This image was created by Monica Duwel, http://monicaduwel.com/
When monumental situations arise, I turn to writing to help me process my thoughts. In today’s digital age, I witnessed everyone also turn to “writing” (in some form) to process their thoughts tonight. What was dangerous about their writing is that it was in a very public, vulnerable and instantaneous forum known as “social media.” I’ve had a lot of thoughts lately about social media and what it’s become in our society, but I’ll save that for another post.
Tonight, I witnessed a man read a decision from a building that was a block away from where I grabbed coffee just a month ago. I witnessed a city that I know and love turn into confusion and chaos. But mostly what I witnessed was a lot of perspectives shown from a lot of people.

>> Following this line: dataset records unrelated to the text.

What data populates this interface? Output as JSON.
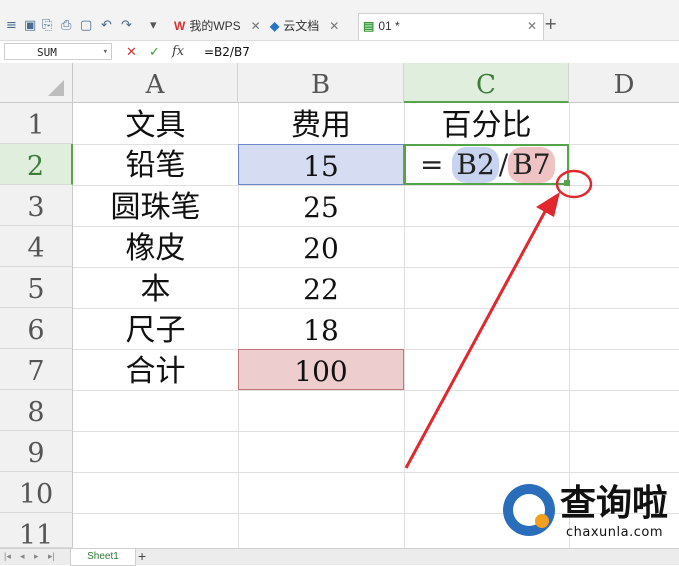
{
  "toolbar": {
    "tabs": [
      {
        "label": "我的WPS",
        "icon": "wps-icon"
      },
      {
        "label": "云文档",
        "icon": "cloud-doc-icon"
      },
      {
        "label": "01 *",
        "icon": "sheet-file-icon"
      }
    ],
    "add_tab": "+"
  },
  "formula_bar": {
    "name_box": "SUM",
    "cancel": "✕",
    "confirm": "✓",
    "fx": "fx",
    "formula": "=B2/B7"
  },
  "columns": [
    "A",
    "B",
    "C",
    "D"
  ],
  "rows": [
    "1",
    "2",
    "3",
    "4",
    "5",
    "6",
    "7",
    "8",
    "9",
    "10",
    "11"
  ],
  "table": {
    "header": {
      "a": "文具",
      "b": "费用",
      "c": "百分比"
    },
    "items": [
      {
        "a": "铅笔",
        "b": "15"
      },
      {
        "a": "圆珠笔",
        "b": "25"
      },
      {
        "a": "橡皮",
        "b": "20"
      },
      {
        "a": "本",
        "b": "22"
      },
      {
        "a": "尺子",
        "b": "18"
      },
      {
        "a": "合计",
        "b": "100"
      }
    ]
  },
  "cell_formula": {
    "eq": "=",
    "ref1": "B2",
    "op": "/",
    "ref2": "B7"
  },
  "sheet_tabs": [
    "Sheet1"
  ],
  "annotation_color": "#e0282e",
  "watermark": {
    "text": "查询啦",
    "url": "chaxunla.com"
  }
}
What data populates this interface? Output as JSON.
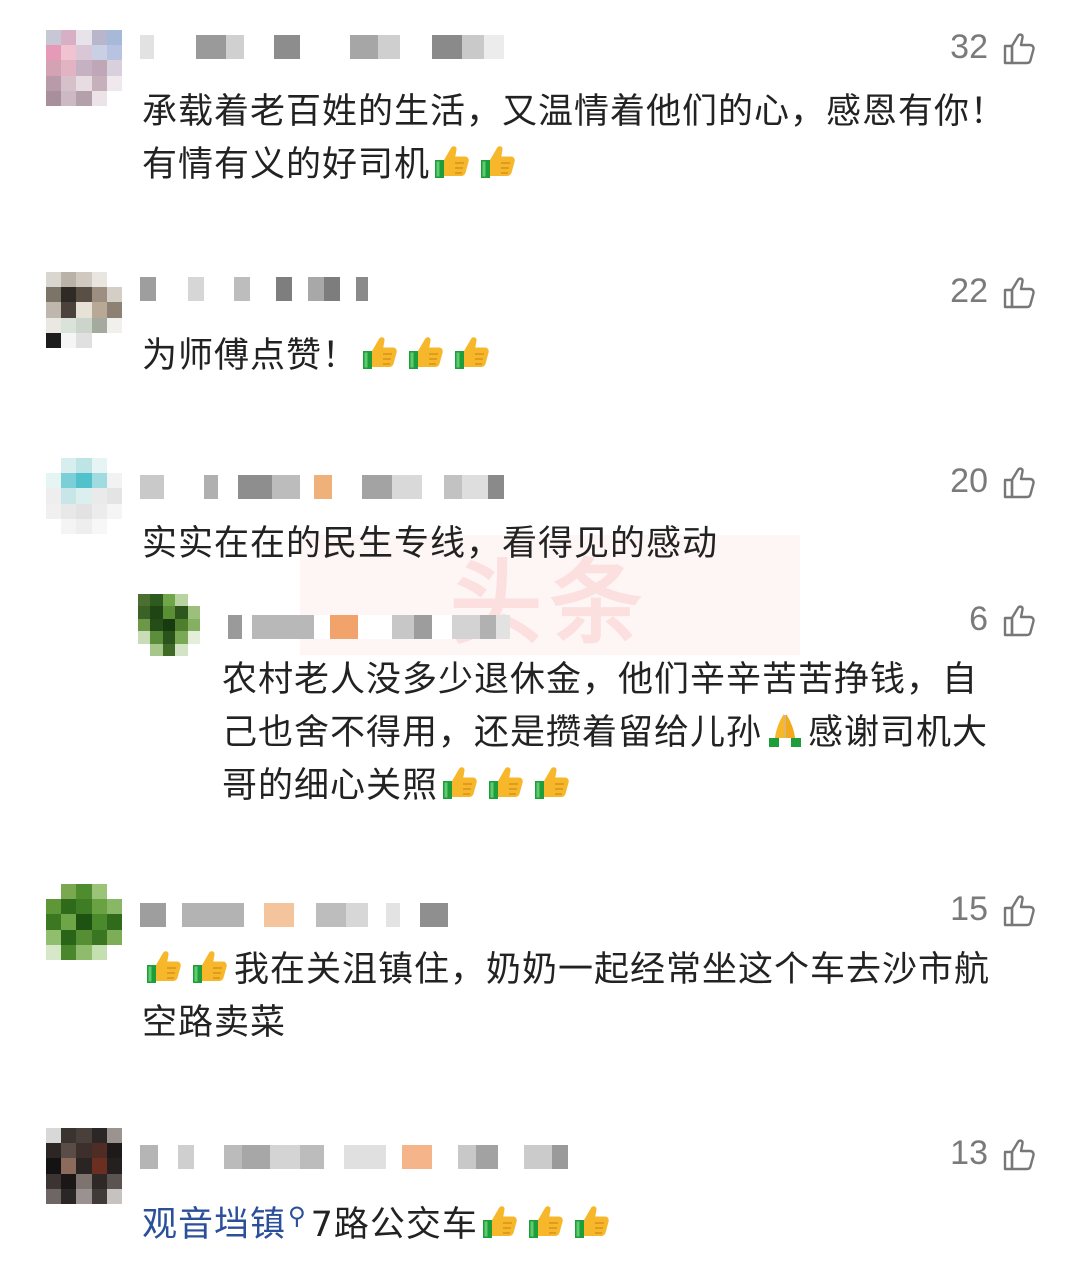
{
  "comments": [
    {
      "likes": "32",
      "line1": "承载着老百姓的生活，又温情着他们的心，感恩有你！",
      "line2": "有情有义的好司机"
    },
    {
      "likes": "22",
      "line1": "为师傅点赞！"
    },
    {
      "likes": "20",
      "line1": "实实在在的民生专线，看得见的感动",
      "reply": {
        "likes": "6",
        "line1": "农村老人没多少退休金，他们辛辛苦苦挣钱，自",
        "line2a": "己也舍不得用，还是攒着留给儿孙",
        "line2b": "感谢司机大",
        "line3": "哥的细心关照"
      }
    },
    {
      "likes": "15",
      "line1": "我在关沮镇住，奶奶一起经常坐这个车去沙市航",
      "line2": "空路卖菜"
    },
    {
      "likes": "13",
      "link": "观音垱镇",
      "search_mark": "⚲",
      "text_after": "7路公交车"
    }
  ],
  "watermark": "头条",
  "icons": {
    "like": "thumb-up-outline-icon",
    "emoji": "thumbs-up-emoji-icon",
    "pray": "folded-hands-emoji-icon"
  },
  "colors": {
    "link": "#2b4f9a",
    "like_count": "#7a7a7a"
  }
}
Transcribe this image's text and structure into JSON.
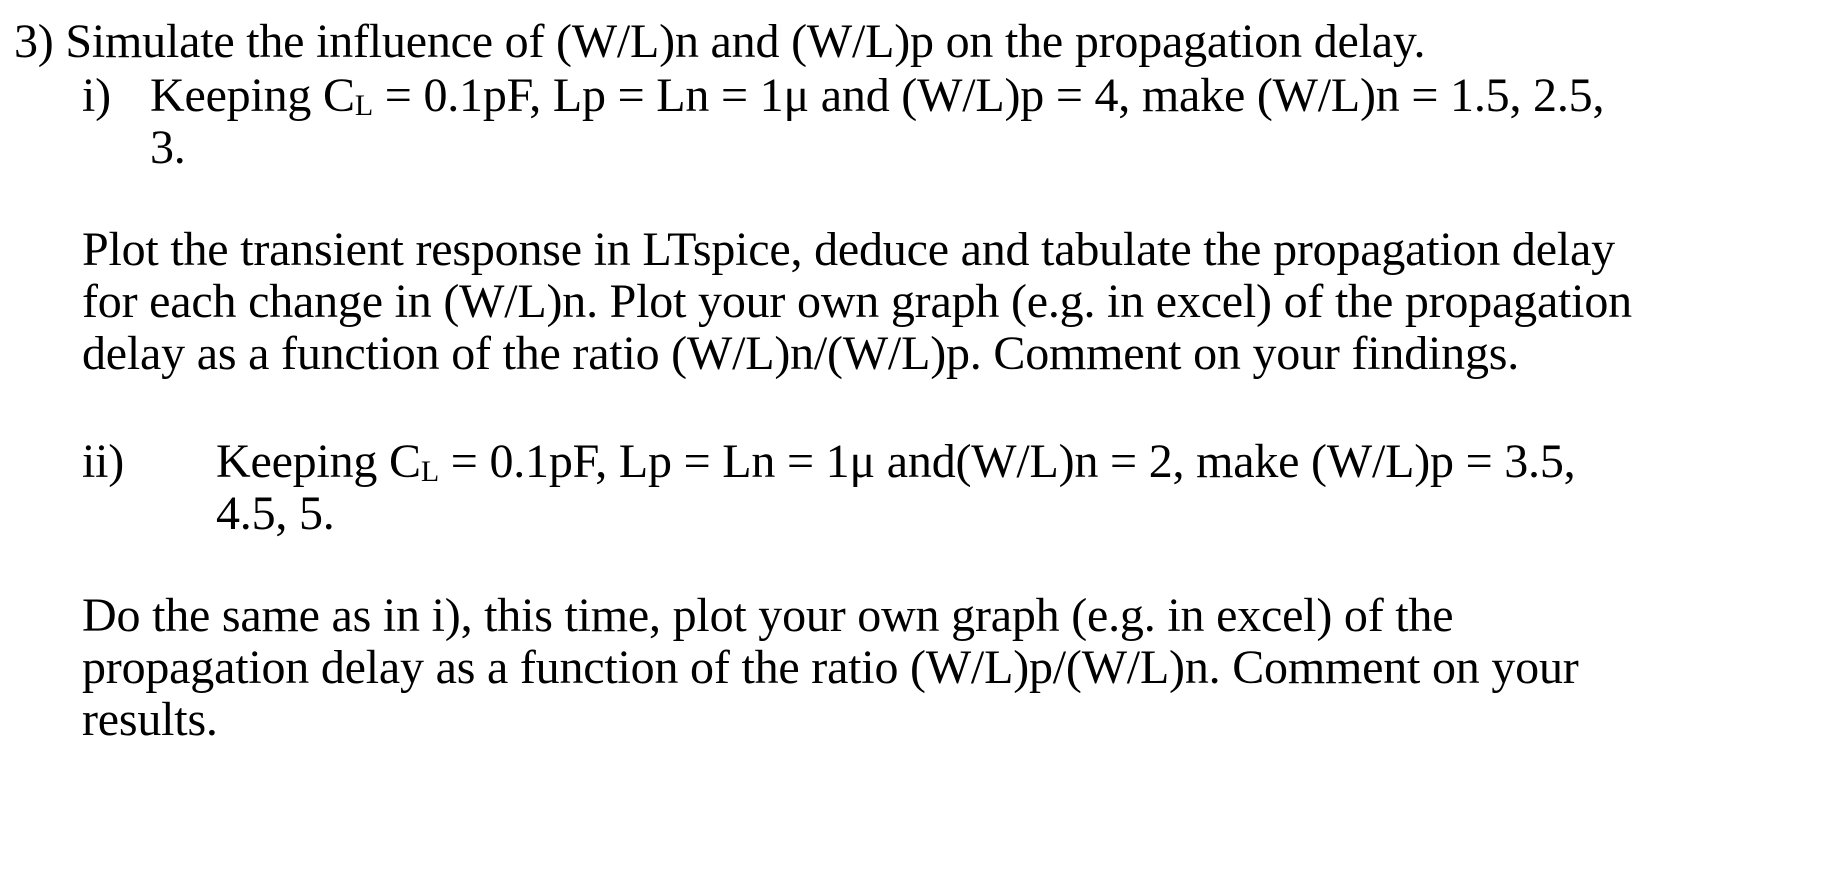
{
  "question": {
    "heading": "3) Simulate the influence of (W/L)n and (W/L)p on the propagation delay.",
    "part_i": {
      "marker": "i)",
      "line1_a": "Keeping C",
      "line1_sub": "L",
      "line1_b": " = 0.1pF, Lp = Ln = 1μ and (W/L)p = 4, make (W/L)n = 1.5, 2.5,",
      "line2": "3."
    },
    "paragraph_1": [
      "Plot the transient response in LTspice, deduce and tabulate the propagation delay",
      "for each change in (W/L)n. Plot your own graph (e.g. in excel) of the propagation",
      "delay as a function of the ratio (W/L)n/(W/L)p. Comment on your findings."
    ],
    "part_ii": {
      "marker": "ii)",
      "line1_a": "Keeping C",
      "line1_sub": "L",
      "line1_b": " = 0.1pF, Lp = Ln = 1μ and(W/L)n = 2, make (W/L)p = 3.5,",
      "line2": "4.5, 5."
    },
    "paragraph_2": [
      "Do the same as in i), this time, plot your own graph (e.g. in excel) of the",
      "propagation delay as a function of the ratio (W/L)p/(W/L)n. Comment on your",
      "results."
    ]
  }
}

As I have grown over the past several years, I have to constantly remind myself to see things from someone else’s perspective when I have tunnel vision. It is too easy for any of us to become fixated with our own perspectives and forget the perspectives of those around us. We are all guilty of it, myself included. However, I diligently remind myself to open my eyes to those around me. How do other people perceive a situation differently from me? How do they know and see it? Why do they think the way they think? I challenge myself with these questions constantly, all in an effort to understand.
Tonight, I witnessed many perspectives on display via social media. I saw my Twitter and Facebook feed become divided in many factions on the results of the Ferguson decision. I flipped back and forth between social media feeds and the live coverage of communities in St. Louis being destroyed by fire or being overtaken by demonstrators letting their voices be heard. “Sensory overload” wouldn’t even begin to describe how many emotions I felt tonight, but that again is another topic for another post. Back to the perspectives.
For every perspective I had formed for myself on the Ferguson decision tonight, I was reminded of another side of the equation from social media. I began to draw distinctions between many perspectives. While there are countless perspectives on any one of these issues, I had to break them down into their most basic components for my mind to process:
- Many people celebrated that an innocent policeman was able to get the freedom he deserved for defending himself without having to go to court to prove it, while many people were enraged that yet another innocent young black man’s life was cut short and was given no justice in a court of law.
- Many people were offended that people were burning American flags that our military works so tirelessly to defend, while many people were burning American flags because the flag represents the freedom that they do not feel or experience in the United States of America.
- Many people were disgusted by the vandalism and destruction that people took to the streets of St. Louis, while many people were demonstrating their emotions in a way that they felt they would be heard on a larger scale to instigate change.
- Many people were perturbed that the Ferguson decision overtook every major national news outlet for the announcement, while many people clung desperately to their TVs/computers to hear a decision that would affect their community, their friends, their families, their lives.
- Many people refuse to believe the Ferguson decision was related to race but rather to the amount of evidence that was (or wasn’t) available for consideration, while many people add Mike Brown’s name to a list of far too many black men and women who have died in innocence because of their race, the perceived threat associated with it, and because of systematic oppression and inequalities.
And I could go on… I must note that I speak for no one but my thoughts and ideas in all of these statements. I recognize that there are a world of other perspectives and views on each of these statements, but I chose these in attempt to draw out the stark opposition in the perspectives I saw and came to know tonight.
I’m sitting here at 3:45 a.m. because I can’t sleep from what I witnessed tonight, 800 miles away from Ferguson, MO. I can’t sleep because the words and perspectives that I read tonight made me physically shake with resentment. I can’t sleep because I needed to write, to process, to understand for myself.
I hope for understanding for all. I ask for opening our eyes, our minds and our hearts in an effort to understand the perspectives of those who are different than us. Understanding does not mean accepting those perspectives, but it means seeking out the meaning and feeling behind another person’s perspective to better inform and embrace your own. It is not until we can understand and respect one another that we can make positive improvements in our world.
I will continue to pray for the St. Louis community at large, for Officer Darren Wilson and his family, and especially for the family of Michael Brown. I hope that healing finds its way into this broken city quickly. Buildings can be rebuilt, goods can be replaced, but more than anything, I hope that peace and justice can be restored and that understanding can be achieved.